A new study linked the rising rate of extreme weather events to manmade climate change.

According to the Guardian, the researchers found severe storms, droughts and other extreme weather events are occurring about once a year on average, sometimes more commonly. They suggested one such weather event in every five is a direct result of a rising global temperature.

The new study is published in the journal Nature Climate Change.

"This much hyped global warming slowdown is just a distraction to the task at hand," study lead author Matthew England, Chief Investigator with the ARC Centre of Excellence for Climate System Science, said in a press release. "This shows that the slowdown in global warming has no bearing on long-term projections - it is simply due to decadal variability. Greenhouse gases will eventually overwhelm this natural fluctuation."

One complication in the research has been the subjectivity of extreme weather events pertaining to a given region's average climate.

"What has been lacking up to now is a robust calculation of how much more likely extreme temperatures and rainfall have become worldwide," Peter Stott, a scientist at the UK's Met Office Hadley Centre, told the Guardian.

Using England as an example, Reuters noted, the researchers said "moderate extreme" temperatures were previously expected every 1,000 days. Now, such weather can be expected as often as once every 200 days.

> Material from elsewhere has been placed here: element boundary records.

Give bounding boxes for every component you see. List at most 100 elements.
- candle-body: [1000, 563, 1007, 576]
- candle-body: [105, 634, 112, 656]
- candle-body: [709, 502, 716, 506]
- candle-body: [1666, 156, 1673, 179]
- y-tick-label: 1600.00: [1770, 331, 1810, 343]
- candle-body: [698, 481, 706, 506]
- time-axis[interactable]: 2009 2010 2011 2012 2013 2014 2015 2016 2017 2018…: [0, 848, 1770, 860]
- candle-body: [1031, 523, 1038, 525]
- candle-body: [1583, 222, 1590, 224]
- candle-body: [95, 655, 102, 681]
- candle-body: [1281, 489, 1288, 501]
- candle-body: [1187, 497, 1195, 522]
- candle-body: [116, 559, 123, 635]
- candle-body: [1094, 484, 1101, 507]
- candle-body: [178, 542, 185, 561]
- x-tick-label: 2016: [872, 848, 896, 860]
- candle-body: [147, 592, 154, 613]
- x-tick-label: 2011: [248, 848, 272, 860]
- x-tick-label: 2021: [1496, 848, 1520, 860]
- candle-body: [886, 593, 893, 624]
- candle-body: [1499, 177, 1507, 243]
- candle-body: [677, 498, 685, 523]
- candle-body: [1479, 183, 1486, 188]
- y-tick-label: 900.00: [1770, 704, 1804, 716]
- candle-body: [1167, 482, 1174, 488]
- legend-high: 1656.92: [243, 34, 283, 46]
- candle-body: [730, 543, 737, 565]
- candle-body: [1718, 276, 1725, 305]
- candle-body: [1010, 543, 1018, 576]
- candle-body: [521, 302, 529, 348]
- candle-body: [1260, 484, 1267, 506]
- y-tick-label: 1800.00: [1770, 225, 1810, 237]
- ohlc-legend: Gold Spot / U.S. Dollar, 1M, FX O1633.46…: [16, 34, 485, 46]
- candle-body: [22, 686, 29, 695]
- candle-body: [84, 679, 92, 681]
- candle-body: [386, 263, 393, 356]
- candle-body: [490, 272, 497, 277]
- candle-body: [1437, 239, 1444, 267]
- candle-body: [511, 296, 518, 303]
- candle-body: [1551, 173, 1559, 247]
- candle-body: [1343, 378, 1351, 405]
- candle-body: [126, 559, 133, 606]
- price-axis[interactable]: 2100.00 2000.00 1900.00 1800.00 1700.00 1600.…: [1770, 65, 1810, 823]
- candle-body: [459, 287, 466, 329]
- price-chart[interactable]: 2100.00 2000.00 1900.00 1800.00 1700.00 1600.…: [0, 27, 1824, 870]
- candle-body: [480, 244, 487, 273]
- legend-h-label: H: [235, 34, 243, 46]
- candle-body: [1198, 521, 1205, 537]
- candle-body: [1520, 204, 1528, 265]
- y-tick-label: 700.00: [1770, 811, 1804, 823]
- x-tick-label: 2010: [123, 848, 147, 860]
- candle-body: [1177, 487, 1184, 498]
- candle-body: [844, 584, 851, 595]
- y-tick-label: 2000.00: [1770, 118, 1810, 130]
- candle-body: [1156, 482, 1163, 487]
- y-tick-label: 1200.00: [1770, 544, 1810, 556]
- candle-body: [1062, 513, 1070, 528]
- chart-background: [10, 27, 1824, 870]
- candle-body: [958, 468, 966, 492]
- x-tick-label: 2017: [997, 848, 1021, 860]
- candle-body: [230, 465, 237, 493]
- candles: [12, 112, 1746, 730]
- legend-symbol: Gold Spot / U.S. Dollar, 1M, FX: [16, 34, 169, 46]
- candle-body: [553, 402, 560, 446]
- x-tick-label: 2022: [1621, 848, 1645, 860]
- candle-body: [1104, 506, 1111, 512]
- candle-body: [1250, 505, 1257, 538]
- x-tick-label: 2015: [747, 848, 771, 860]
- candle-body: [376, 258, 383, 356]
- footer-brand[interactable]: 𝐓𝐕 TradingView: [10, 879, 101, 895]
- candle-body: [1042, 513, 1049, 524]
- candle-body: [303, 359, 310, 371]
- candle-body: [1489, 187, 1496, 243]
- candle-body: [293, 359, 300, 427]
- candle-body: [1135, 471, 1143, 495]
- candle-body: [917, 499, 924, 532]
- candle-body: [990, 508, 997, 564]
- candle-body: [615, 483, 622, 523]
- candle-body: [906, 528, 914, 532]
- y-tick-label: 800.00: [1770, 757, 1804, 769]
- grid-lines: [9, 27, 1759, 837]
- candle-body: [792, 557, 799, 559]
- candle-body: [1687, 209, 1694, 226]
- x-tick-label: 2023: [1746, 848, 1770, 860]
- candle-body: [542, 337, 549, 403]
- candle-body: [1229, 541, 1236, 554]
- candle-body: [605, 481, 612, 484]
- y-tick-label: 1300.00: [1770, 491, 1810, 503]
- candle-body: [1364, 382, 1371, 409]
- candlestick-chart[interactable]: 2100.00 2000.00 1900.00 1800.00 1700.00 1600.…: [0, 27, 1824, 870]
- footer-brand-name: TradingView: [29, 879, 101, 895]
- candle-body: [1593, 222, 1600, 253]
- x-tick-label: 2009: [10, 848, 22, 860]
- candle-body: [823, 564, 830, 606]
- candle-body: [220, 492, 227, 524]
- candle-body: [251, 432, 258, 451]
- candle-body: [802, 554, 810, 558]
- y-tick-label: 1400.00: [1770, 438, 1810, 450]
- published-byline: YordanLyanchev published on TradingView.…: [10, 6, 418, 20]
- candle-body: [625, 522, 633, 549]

"In the UK, for a one-in-a-thousand day, which is one in three years, we would probably be well adapted to that," Stott said. "But I think we've shown that we are vulnerable to more extreme situations - those that happen once in a century. For example the wet winter we had in 2013-14. Or indeed the heatwave we had back in 2003 when many vulnerable, eldery people died. But in the tropics, in parts of the developing world, they are extremely vulnerable to one-in-three year events."